NASA’s 2019 started off with a bang as its New Horizons probe zipped by the most distant object mankind has ever tried to visit, a strange space rock known as Ultima Thule. Scientists quickly discovered that Ultima Thule isn’t one object, but two, making it the first contact binary ever studied in such detail.
Now, as NASA continues to gather more data from the flyby, the New Horizons team has revealed the most detailed glimpse yet of Ultima Thule, and it’s a real stunner.
In the new image, which was captured during the New Year’s Day flyby by New Horizons, the spacecraft’s Multicolor Visible Imaging Camera provides a more detailed look at the surface of the twin space rocks than ever before. We can see craters and ridges, as well as a more defined contact point between the two objects.
“This new image is starting to reveal differences in the geologic character of the two lobes of Ultima Thule, and is presenting us with new mysteries as well,” Principal Investigator Alan Stern said in a statement. “Over the next month there will be better color and better resolution images that we hope will help unravel the many mysteries of Ultima Thule.”
If you’re wondering why it took this long to get such a clear image of the object, it’s all about distance and the spacecraft itself.

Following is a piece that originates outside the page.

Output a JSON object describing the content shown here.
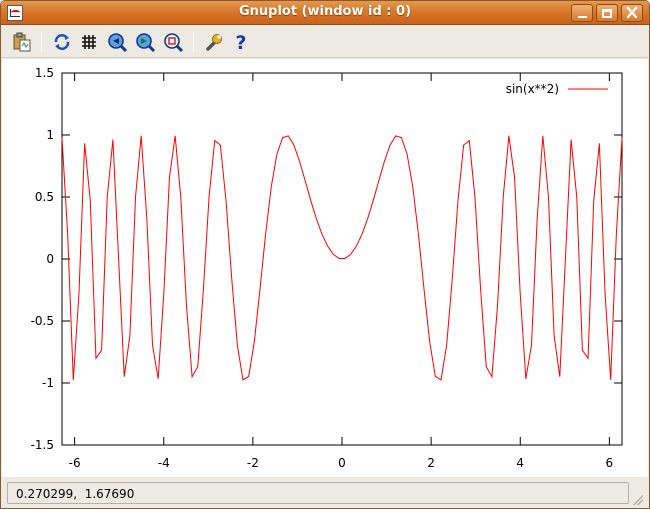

New Horizons gathered an incredible amount of information as it made its pass of Ultima Thule, and it can’t send it back all at once. The probe will actually spend many months delivering a trickle of data until all of its observations are received back on Earth.
At the spacecraft’s current distance of over four billion miles from Earth it takes over six hours for the radio signals to travel from New Horizons to our planet, and collecting all the data takes a great deal of time.